Заявление было многогранным, и я держался за него изо всех сил, пока работал большим пальцем, а наши бедра сходились и расходились, сходились и расходились. Пока ее тело не напряглось, и она не кончила. Рэй прилагала усилия, чтобы не сводить с меня глаз, не запрокидывать голову и не прикусывать губу, как она всегда делала. На мгновение я подумал, что это жестоко — не позволить ей, не освободить ее от моих объятий. Но мне нужно было видеть, как в момент кульминации ее глаза закатываются и углубляются в эйфорическое вожделение, наблюдать ее страсть ко мне в эту долю времени. Знать без малейших сомнений, что это я создал ее и что ни один другой мужчина никогда не сделает для нее того, что сделал я.
Я нуждался в этом.
Нет, в этом нуждалась моя душа.
И когда она успокоилась, ее конечности расслабились, я притянул ее к себе. Рэй прижалась щекой к моей груди и хватала ртом воздух, поглаживая пальцами мою кожу и слушая биение моего сердца, когда оно ударялось о грудную клетку. Каждый удар — еще одно обещание принадлежать ей до тех пор, пока оно будет гнать кровь по моим венам, и навсегда после этого.

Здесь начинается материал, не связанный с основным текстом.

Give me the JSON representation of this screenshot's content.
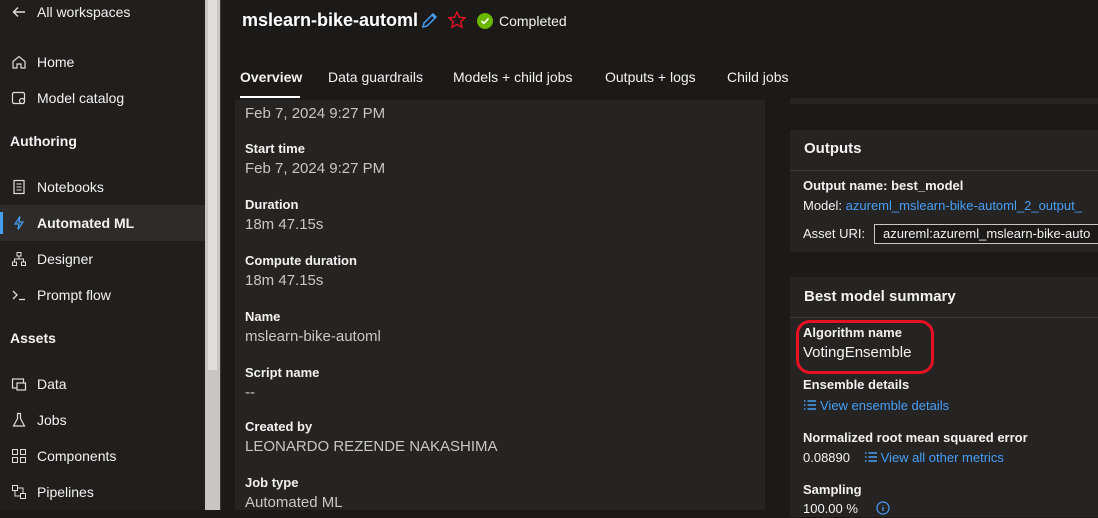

— Знаешь, — я провел пальцами по ее волосам и плечу, — мне кажется, что больше всего меня печалит то, что моя мама никогда не знала, каково это.
Рэй затаила дыхание, спрашивая:
— Каково что?
— Любить кого-то так же полно и глубоко, как я люблю тебя, — ответил я, закрывая глаза и скользя кончиками пальцев по изгибам ее позвоночника. По изгибам ее боков. По изгибу ее груди. Каждый сантиметр, до которого я мог дотянуться.
— Ты не знаешь, что она не любила. Может, она так любила твоего отца?
— Нет, — покачал головой я, уткнувшись в подушку. — Она даже себя не любила, Рэй. Так что никак не могла любить моего отца — и уж точно, черт возьми, не так, как я люблю тебя. Но...
Я глубоко вдохнул, расширяя грудную клетку и полностью выпуская воздух, позволяя губам улыбнуться на выдохе. Даже когда слезы наполнили мои глаза.
— Мне хочется думать, что мама была бы счастлива узнать, что у меня есть это, понимаешь? Она знала, что все, чего мне хотелось, — это выбраться, и я выбрался. И это ее заслуга, потому что если бы мама позволила мне вернуться домой, я бы остался. Остался бы, и кто, черт возьми, знает, что бы случилось дальше? Черт, да я бы уже, наверное, снова сидел в тюрьме, насколько я думаю. Но мама... это она сказала мне уехать, и я уехал. И насколько это безумно? Меня бы здесь не было... не было бы с тобой, если бы она просто позволила мне остаться.
Слезы катились из моих глаз на подушку под головой, но я все равно улыбался. Потому что после всего, после всего, что я сделал для этой женщины, чтобы защитить ее, думая, что все это было напрасно, мне понадобилась ее смерть, чтобы понять, что она сделала то же самое для меня.
Она спасла меня.
— Потому что она любила тебя, Солджер, — ответила Рэй, и я понял, что она тоже плакала. — Может, она не знала, как это показать, а может, просто не могла, но... любила. Мне не нужно было встречать ее, чтобы понять это. Ты был ее солнечным светом.
Я кивнул, боль в груди слилась со всей любовью, которую я испытывал к женщине в моих объятиях и к женщине, которой больше нет.
— Да, — я поцеловал ее в макушку, — и теперь ты мой.